Welches Gericht ist für Anordnungen gegenüber Schulen in Bezug auf Corona-Schutzmaßnahmen zuständig?

Dezember 6, 2021

Mit dieser Frage beschäftigte sich jüngst der u.a. für das Familienrecht zuständige XII. Zivilsenat des Bundesgerichtshofs. Mit Beschluss vom 6. Oktober 2021 – XII ARZ 35/21 hat der BGH über die Zuständigkeit der Familiengerichte für den Erlass von Anordnungen gegenüber Schulen in Bezug auf das Unterlassen von Corona-Schutzmaßnahmen entschieden.
Die Beteiligte strebte mit dem von ihr an das Familiengericht gerichtete Schreiben ein Verfahren gem. § 1666 BGB an.
Dort heißt es:
㤠1666
Gerichtliche Maßnahmen bei Gefährdung des Kindeswohls
(1) Wird das körperliche, geistige oder seelische Wohl des Kindes oder sein Vermögen gefährdet und sind die Eltern nicht gewillt oder nicht in der Lage, die Gefahr abzuwenden, so hat das Familiengericht die Maßnahmen zu treffen, die zur Abwendung der Gefahr erforderlich sind.
(2) (…)
(3) (…)
(4) In Angelegenheiten der Personensorge kann das Gericht auch Maßnahmen mit Wirkung gegen einen Dritten treffen.“

Die Beteiligte begehrte im Wege des einstweiligen Rechtsschutzes die Anordnung gegenüber Lehrkräften und Schulleitung der von ihrer Tochter besuchten Gesamtschule mit dem Inhalt, die schulintern getroffenen Maßnahmen zur Verhinderung der Verbreitung von COVID-19, insbesondere die Verpflichtung zum Tragen einer Mund-Nasen-Bedeckung, Abstandsgebote und gesundheitliche Testungen, vorläufig auszusetzten.

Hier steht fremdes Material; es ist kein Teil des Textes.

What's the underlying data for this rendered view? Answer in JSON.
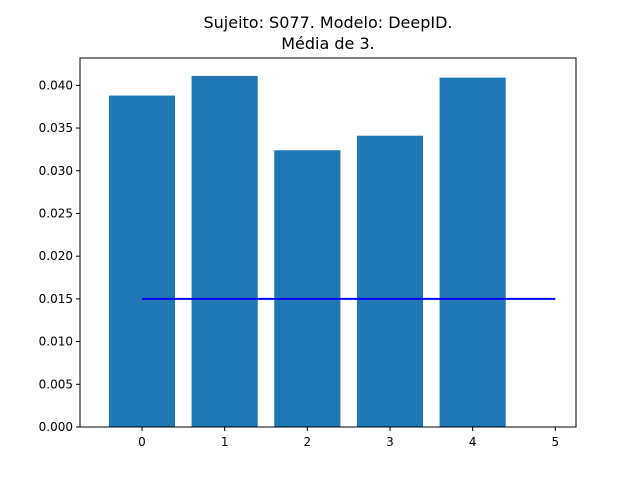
{
  "chart_data": {
    "type": "bar",
    "title_line1": "Sujeito: S077. Modelo: DeepID.",
    "title_line2": "Média de 3.",
    "xlabel": "",
    "ylabel": "",
    "categories": [
      0,
      1,
      2,
      3,
      4
    ],
    "values": [
      0.0388,
      0.0411,
      0.0324,
      0.0341,
      0.0409
    ],
    "bar_color": "#1f77b4",
    "xlim": [
      -0.75,
      5.25
    ],
    "ylim": [
      0.0,
      0.0432
    ],
    "x_ticks": [
      0,
      1,
      2,
      3,
      4,
      5
    ],
    "y_ticks": [
      "0.000",
      "0.005",
      "0.010",
      "0.015",
      "0.020",
      "0.025",
      "0.030",
      "0.035",
      "0.040"
    ],
    "reference_line": {
      "y": 0.015,
      "x_start": 0,
      "x_end": 5,
      "color": "#0000ff"
    }
  }
}
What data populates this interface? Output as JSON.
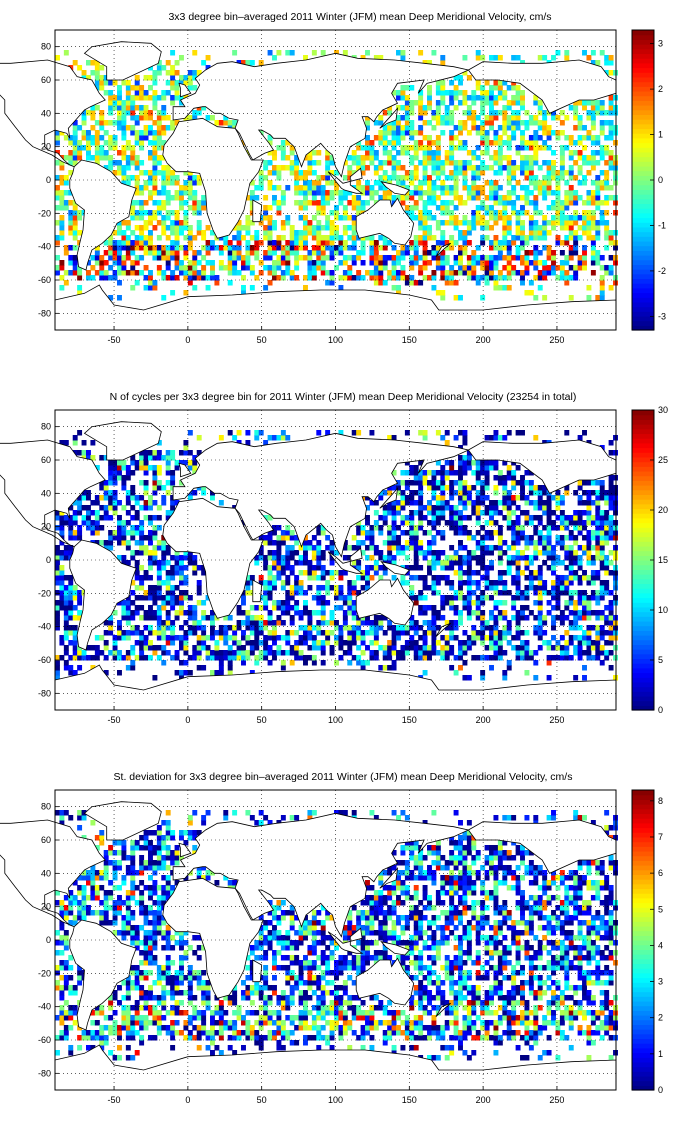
{
  "figure": {
    "panels": [
      {
        "id": "mean",
        "title": "3x3 degree bin–averaged 2011 Winter (JFM) mean Deep Meridional Velocity, cm/s",
        "colorbar": {
          "min": -3.3,
          "max": 3.3,
          "ticks": [
            "-3",
            "-2",
            "-1",
            "0",
            "1",
            "2",
            "3"
          ],
          "tick_values": [
            -3,
            -2,
            -1,
            0,
            1,
            2,
            3
          ]
        }
      },
      {
        "id": "count",
        "title": "N of cycles per 3x3 degree bin for 2011 Winter (JFM) mean Deep Meridional Velocity (23254 in total)",
        "colorbar": {
          "min": 0,
          "max": 30,
          "ticks": [
            "0",
            "5",
            "10",
            "15",
            "20",
            "25",
            "30"
          ],
          "tick_values": [
            0,
            5,
            10,
            15,
            20,
            25,
            30
          ]
        }
      },
      {
        "id": "std",
        "title": "St. deviation for 3x3 degree bin–averaged 2011 Winter (JFM) mean Deep Meridional Velocity, cm/s",
        "colorbar": {
          "min": 0,
          "max": 8.3,
          "ticks": [
            "0",
            "1",
            "2",
            "3",
            "4",
            "5",
            "6",
            "7",
            "8"
          ],
          "tick_values": [
            0,
            1,
            2,
            3,
            4,
            5,
            6,
            7,
            8
          ]
        }
      }
    ],
    "x_axis": {
      "range": [
        -90,
        290
      ],
      "ticks": [
        "-50",
        "0",
        "50",
        "100",
        "150",
        "200",
        "250"
      ],
      "tick_values": [
        -50,
        0,
        50,
        100,
        150,
        200,
        250
      ]
    },
    "y_axis": {
      "range": [
        -90,
        90
      ],
      "ticks": [
        "-80",
        "-60",
        "-40",
        "-20",
        "0",
        "20",
        "40",
        "60",
        "80"
      ],
      "tick_values": [
        -80,
        -60,
        -40,
        -20,
        0,
        20,
        40,
        60,
        80
      ]
    },
    "grid": "dotted",
    "colormap": "jet",
    "bin_size_deg": 3
  }
}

Nach einer Verweisung des Rechtsstreits von dem Familiengericht an das Verwaltungsgericht und zurück, wurde die Sache von dem Familiengericht dem BGH zur Bestimmung des zuständigen Gerichts vorgelegt.
Gem. § 1666 Abs. 1, 4 BGB hat das Familiengericht bei einer Gefährdung des Kindeswohls von Amts wegen die Maßnahmen zu treffen, die zur Abwendung der Gefahr erforderlich sind. In Angelegenheiten der Personensorge kann das Gericht auch Maßnahmen mit Wirkung gegen einen Dritten treffen.

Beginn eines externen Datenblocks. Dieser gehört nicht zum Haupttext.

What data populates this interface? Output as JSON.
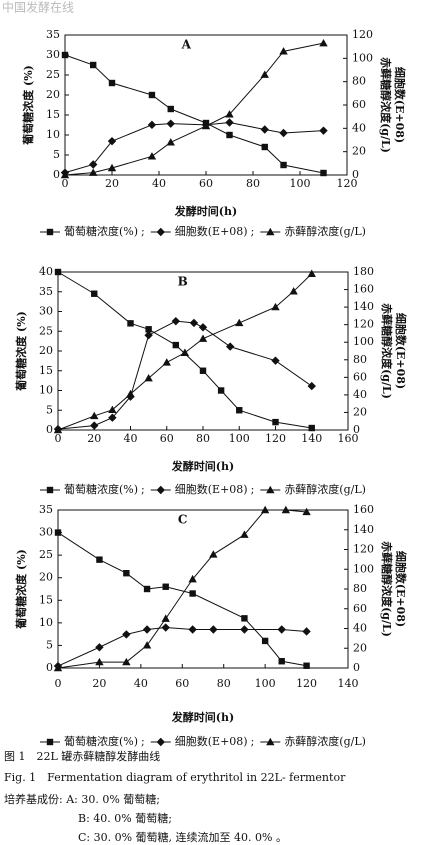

Nach Ansicht des Bundesgerichtshofs ist damit jedoch keine Befugnis des Familiengerichts zum Erlass von Anordnungen zur Durchsetzung des Kindeswohls gegenüber schulischen Behörden verbunden. Innerhalb des sog. schulischen Sonderrechtsverhältnisses sind die zuständigen Behörden ihrerseits an die das Kindeswohl schützenden Grundrechte gebunden.
Die gerichtliche Kontrolle des Behördenhandelns und damit die ausschließliche Zuständigkeit liegt allein bei den Verwaltungsgerichten. Eine Verweisung des Rechtsstreits von dem Familien- an das Verwaltungsgericht kommt nach Ansicht des Bundesgerichtshofs nicht in Frage, weshalb das familiengerichtliche Verfahren ohne Rechtswegverweisung einzustellen war.